In September, Credit Suisse Asset Management is offering investors the opportunity to partake in a bond fund with a fixed maturity.
The fund invests mainly in USD-denominated corporate bonds with a maximum maturity on 30 September, 2020.
The target allocation of the fund includes both investment-grade and non-investment-grade bonds from developed and emerging markets. The fund’s portfolio is projected to have an average investment-grade rating.
The actively managed fund invests mainly in bonds that will mature close to the fund’s maturity date. Depending on market conditions, the projected gross yield-to-maturity is between 3% and 3.5%. For non-retained USD share classes, the fund aims for semi-annual payouts of 2% p.a.

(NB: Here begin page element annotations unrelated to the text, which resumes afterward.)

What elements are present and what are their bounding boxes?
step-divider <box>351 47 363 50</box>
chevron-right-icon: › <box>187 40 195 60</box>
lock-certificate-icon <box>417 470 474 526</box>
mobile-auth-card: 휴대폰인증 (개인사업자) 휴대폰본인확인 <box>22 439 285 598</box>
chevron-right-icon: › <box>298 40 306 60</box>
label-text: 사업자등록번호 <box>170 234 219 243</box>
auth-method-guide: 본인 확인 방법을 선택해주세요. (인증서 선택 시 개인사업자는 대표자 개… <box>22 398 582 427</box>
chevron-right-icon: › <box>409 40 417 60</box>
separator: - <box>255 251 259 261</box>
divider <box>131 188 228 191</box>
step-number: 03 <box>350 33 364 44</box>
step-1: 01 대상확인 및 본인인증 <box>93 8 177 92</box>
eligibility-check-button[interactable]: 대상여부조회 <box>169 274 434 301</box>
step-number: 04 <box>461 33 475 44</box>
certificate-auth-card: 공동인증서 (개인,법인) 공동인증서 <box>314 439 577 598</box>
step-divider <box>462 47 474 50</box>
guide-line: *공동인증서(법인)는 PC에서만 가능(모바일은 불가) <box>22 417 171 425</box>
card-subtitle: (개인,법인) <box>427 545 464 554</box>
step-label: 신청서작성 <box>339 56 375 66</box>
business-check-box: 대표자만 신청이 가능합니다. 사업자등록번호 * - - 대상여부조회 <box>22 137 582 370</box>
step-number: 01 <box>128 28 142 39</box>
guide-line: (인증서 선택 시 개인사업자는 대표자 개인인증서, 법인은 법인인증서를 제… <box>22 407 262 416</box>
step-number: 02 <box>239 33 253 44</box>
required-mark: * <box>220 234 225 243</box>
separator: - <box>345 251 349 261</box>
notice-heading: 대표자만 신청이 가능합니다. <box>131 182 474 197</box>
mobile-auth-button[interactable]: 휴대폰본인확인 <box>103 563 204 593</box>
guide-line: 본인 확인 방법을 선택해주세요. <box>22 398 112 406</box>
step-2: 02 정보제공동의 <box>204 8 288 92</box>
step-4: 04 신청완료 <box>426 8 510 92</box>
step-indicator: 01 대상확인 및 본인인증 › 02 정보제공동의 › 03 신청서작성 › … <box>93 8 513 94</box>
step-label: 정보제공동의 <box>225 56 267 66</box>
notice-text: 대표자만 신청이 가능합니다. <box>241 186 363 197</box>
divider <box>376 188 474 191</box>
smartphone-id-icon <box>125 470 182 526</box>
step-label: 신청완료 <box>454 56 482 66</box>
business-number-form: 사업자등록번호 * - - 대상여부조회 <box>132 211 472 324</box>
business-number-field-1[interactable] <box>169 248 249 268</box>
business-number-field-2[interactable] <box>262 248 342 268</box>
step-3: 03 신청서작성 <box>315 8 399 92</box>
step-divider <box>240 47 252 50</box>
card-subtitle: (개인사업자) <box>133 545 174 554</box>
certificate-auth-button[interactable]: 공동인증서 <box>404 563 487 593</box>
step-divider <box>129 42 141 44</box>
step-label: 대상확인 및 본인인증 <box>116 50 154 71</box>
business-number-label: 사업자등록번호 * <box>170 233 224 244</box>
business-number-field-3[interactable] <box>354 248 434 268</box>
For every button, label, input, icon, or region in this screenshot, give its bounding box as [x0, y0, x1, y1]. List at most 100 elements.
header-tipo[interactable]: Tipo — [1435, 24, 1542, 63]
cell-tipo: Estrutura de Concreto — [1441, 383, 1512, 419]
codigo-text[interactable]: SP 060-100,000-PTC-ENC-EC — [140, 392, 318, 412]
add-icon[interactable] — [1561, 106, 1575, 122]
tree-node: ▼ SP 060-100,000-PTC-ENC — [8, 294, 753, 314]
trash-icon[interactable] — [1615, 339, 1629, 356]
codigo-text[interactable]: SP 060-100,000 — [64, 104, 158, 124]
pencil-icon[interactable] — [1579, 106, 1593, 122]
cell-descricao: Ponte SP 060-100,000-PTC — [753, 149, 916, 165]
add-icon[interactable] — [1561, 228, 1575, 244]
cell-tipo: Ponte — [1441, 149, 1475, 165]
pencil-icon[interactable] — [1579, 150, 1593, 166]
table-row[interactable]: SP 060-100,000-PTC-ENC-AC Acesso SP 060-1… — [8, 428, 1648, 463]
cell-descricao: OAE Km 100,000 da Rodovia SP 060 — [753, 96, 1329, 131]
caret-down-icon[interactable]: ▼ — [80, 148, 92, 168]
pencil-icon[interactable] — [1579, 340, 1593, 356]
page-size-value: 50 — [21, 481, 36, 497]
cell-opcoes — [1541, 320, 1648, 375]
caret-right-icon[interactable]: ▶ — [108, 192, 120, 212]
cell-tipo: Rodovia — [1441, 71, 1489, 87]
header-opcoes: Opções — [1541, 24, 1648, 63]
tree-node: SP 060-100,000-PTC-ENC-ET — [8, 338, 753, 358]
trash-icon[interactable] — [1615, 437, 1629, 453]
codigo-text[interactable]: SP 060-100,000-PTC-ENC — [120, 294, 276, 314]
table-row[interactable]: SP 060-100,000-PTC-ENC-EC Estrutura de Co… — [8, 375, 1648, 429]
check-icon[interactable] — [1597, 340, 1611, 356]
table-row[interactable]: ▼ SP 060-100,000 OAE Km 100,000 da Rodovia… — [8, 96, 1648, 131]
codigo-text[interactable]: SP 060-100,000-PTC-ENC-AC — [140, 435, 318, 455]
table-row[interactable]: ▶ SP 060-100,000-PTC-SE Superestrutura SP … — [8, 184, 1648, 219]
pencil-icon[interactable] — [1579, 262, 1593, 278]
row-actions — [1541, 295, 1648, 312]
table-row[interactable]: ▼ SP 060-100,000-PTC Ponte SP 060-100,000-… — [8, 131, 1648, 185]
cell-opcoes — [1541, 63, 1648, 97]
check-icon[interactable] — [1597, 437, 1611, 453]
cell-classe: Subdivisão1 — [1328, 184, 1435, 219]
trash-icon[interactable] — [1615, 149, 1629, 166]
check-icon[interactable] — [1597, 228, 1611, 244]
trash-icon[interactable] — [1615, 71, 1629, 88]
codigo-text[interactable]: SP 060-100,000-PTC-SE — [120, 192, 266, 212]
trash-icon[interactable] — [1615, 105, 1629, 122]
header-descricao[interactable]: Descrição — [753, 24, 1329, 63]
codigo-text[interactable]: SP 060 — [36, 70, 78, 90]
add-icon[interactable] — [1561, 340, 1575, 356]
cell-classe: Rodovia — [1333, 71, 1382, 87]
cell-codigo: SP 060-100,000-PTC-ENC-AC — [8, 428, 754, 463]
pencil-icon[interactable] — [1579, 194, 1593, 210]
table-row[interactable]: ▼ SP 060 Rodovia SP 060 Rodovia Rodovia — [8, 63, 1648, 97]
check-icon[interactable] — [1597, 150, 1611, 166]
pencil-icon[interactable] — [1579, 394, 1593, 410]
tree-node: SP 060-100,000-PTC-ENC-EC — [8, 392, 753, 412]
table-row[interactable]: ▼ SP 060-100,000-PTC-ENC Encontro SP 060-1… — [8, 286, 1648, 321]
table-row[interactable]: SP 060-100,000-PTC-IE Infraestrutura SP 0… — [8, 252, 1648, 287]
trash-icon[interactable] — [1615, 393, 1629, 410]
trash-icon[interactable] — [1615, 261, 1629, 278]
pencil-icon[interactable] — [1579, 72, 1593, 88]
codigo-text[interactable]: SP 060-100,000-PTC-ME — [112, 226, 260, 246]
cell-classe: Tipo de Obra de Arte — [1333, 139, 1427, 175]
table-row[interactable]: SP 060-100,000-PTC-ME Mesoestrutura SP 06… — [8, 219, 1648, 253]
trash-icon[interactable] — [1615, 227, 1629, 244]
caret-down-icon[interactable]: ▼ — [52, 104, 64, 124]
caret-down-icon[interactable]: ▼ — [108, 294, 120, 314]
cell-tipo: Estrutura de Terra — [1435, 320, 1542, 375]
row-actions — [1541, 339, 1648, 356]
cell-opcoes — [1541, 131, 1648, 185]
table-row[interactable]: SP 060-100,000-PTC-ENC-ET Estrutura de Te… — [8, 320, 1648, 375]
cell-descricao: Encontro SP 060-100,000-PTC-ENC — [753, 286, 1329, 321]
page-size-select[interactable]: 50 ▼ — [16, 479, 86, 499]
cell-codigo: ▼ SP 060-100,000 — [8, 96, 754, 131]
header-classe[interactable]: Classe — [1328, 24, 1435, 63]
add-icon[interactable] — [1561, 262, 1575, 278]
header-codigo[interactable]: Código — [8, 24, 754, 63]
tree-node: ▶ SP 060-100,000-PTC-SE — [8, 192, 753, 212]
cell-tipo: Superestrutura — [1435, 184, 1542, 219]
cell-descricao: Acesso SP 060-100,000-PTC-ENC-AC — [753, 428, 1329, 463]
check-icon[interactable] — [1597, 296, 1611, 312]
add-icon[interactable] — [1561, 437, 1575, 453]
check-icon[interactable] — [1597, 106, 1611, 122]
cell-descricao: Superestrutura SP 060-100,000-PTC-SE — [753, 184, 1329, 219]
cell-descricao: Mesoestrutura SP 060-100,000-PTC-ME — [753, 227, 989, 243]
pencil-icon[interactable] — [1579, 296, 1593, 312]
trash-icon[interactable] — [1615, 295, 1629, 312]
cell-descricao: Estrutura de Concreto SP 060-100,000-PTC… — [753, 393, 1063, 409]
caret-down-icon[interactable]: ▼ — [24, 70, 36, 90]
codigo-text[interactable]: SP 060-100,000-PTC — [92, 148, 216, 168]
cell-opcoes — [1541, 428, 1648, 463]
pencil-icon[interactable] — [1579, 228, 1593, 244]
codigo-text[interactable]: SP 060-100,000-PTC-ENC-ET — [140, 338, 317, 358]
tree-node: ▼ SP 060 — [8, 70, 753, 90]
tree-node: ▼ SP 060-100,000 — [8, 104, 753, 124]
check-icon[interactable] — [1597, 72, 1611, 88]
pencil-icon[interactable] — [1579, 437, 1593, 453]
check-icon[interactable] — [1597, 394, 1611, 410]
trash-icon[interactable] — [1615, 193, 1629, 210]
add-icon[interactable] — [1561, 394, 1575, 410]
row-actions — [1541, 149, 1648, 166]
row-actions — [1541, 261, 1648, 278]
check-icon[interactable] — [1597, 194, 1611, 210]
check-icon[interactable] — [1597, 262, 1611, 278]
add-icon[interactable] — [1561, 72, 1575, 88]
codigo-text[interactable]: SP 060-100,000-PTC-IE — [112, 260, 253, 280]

The Ucits-compliant fund domiciled in Luxembourg thus provides investors with an attractive yield in a market environment characterized by very low – and even some negative – interest rates, the asset manager said.
This allows the fund to have a payout structure similar to a single bond investment, but the potential risk of loss through default by an individual issuer is significantly reduced, thanks to the broad diversification of the portfolio. Daily redemption opportunities also ensure high liquidity.
The subscription period for this fund ends on September 28, 2016. After this, fund subscriptions are possible with a dilution levy through the end of November.
An earlier closing is possible if subscriptions become disproportionately high over time. The fund is approved for distribution in Germany, Austria, Switzerland, Liechtenstein, Luxembourg, United Kingdom, France, Italy, Spain, Netherlands, Norway, Sweden, and Finland as well as Singapore.
“By holding onto the bonds until maturity, investors benefit first from regular returns over a fixed time horizon. At the same time, the interest rate and spread risk decreases as the bonds move closer to maturity,” said Romeo Sakac, senior portfolio manager at Credit Suisse.